When it comes to iconic overland train journeys the Trans-Siberian must be the most renowned as it's the longest continual service in the world. If you're looking for scenery then the Glacier Express from Zermatt to St Moritz in Switzerland is hard to beat, as for a cultural experience the Trans-Mongolian is second to none.
All these routes can be booked through travel agents who specialise in overland tours but you can easily book these routes and others on your own often saving yourself a lot of money. You can search the plan a journey database on our site to see what other people thought of certain routes and how much their trip cost them.
If you're going to book train tickets yourself substantial savings can often be made by booking in advance, we have provided a brief list of English speaking sites which provide on-line booking systems for different parts of the world.
If you are looking to book European train tickets you can do this via the RailEurope inter-active booking system on the right. This is the most comprehensive central European train booking system for cross border trains covering over 30,000 destinations.
It is also worth noting that there are some advertising links on the right hand side of this page which feature some of the best European train deals currently available.
The Trans-Siberian train services transport passengers from Moscow to the Pacific city of Vladivostok covering over 6,000km and passing through 7 time zones in 7 days. From Moscow you can continue onto St.Petersburg by train. This journey is the ultimate meet-the-people experience, often over a shot of Vodka. How much you meet other passengers often depends on which class you travel in. For first class passengers you can get a spacious two birth private cabin, second class cabins are the same size but accommodate 4 people, while 3rd class is often an open carriage shared with about 30 other people. All the trains have a buffet cart but the standard of trains varies greatly, the general rule is to go for trains with single digit numbers, trains with three digit numbers are of a poorer standard and are notoriously slow.
The Trans-Mongolian train covers the same ground as the Trans-Siberian train from Moscow until you get to Ulan Ude in central Russia where the train heads off South to Mongolia and China. This adds a whole new set of experiences not just the massive change in cultures but also the immigration check points and the changing of the wheels on the train as you enter China! This route not only takes you through Siberia but also the Mongolian Stepps, the Gobi desert and you may even get a glimpse of the Great Wall of China before arriving in Beijing.

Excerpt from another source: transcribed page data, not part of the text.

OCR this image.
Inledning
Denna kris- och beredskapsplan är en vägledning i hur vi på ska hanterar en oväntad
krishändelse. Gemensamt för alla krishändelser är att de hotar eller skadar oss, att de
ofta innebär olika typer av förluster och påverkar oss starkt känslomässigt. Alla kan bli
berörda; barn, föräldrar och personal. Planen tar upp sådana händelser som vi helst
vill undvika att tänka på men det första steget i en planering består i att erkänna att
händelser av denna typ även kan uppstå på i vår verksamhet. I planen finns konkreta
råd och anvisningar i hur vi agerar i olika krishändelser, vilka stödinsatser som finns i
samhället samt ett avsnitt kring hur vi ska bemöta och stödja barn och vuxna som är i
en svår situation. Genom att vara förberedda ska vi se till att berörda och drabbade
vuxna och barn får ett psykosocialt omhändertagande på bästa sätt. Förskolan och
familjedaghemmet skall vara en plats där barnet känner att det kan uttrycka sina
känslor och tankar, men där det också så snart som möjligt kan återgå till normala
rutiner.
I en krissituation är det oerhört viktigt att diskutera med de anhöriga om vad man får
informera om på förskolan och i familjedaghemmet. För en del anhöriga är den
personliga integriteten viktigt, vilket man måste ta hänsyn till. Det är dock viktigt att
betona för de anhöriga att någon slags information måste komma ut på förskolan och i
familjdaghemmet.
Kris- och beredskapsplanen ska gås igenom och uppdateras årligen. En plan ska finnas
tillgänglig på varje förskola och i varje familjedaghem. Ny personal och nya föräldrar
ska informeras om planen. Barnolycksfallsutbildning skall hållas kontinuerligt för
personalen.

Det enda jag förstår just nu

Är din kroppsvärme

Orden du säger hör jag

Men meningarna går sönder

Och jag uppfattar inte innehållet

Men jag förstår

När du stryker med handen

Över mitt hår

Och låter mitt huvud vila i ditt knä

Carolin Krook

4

Step back in time and travel in classic British style from London Euston to Fort William on the Caledonian Sleeper. Make sure to wake early to see the spectacular scenery in the highlands. From Fort William you can get another train to Mallaig and then a Boat to the Isle of Skye. To get a good deal on the Caledonian Sleeper book early, with prices for a birth starting from 60 pounds one way. There are a number of trains and routes which come under "The Caledonian Sleeper" title, other destinations from London include, Edinburgh, Glasgow, Aberdeen and Inverness. Click here to book tickets.
The Glacier Express is all about the stunning alpine scenery and the staggering engineering which allows you to travel 180 miles by rail from Zermatt to St Moritz. During the 8 hour journey the train passes through 91 tunnels and over 291 bridges reaching a height of 2,000m at the Oberalp Pass. When it comes to food there is no need to pack your own as you can enjoy lunch and a glass of wine in the lavish buffet cart. Ticket prices start at about 20 euros one way however, trains can often be booked out months in advance so you need to book early. Click here to book tickets.
Unless you're a train buff you have probably not heard of this route before! We just had to include it in our list of "iconic routes" as the Wuhan to Guangzhou train is currently the fastest passenger service in the world covering a distance of 1,068 kilometres (663 miles) at the average speed of 217mph (350kph). The distance between Wuhan in central China and Guangzhou in the country's south was covered by the high-speed train in two hours forty five minutes with the train reaching a maximum speed of 394 kph (245 mph) during trail runs in December 9 2009. The Chinese government has recently announced its plans to build 42 high-speed lines by 2012. To see footage from the BBC of the Wuhan to Guangzhou train follow this link - www.news.bbc.co.uk
The Tokaido Shinkansen was the world's first high speed train service reaching speeds of 200 km/h (124 mph) on its inauguration in 1964. This service connects the largest of Japan's cities of Tokyo, Nagoya, Kyoto and Osaka on the main island of Honshu as well as connecting to Fukuoka on the island of Kyushu. Today ten trains an hour, with a capacity of over 1,000 seats run in each direction reaching speeds of 300 kph (186 mph). There are three train categories, the Nazomi which only stop at the main stations, the Hikari which stop more frequently and the Kodama which are the slowest category, stopping at all stations.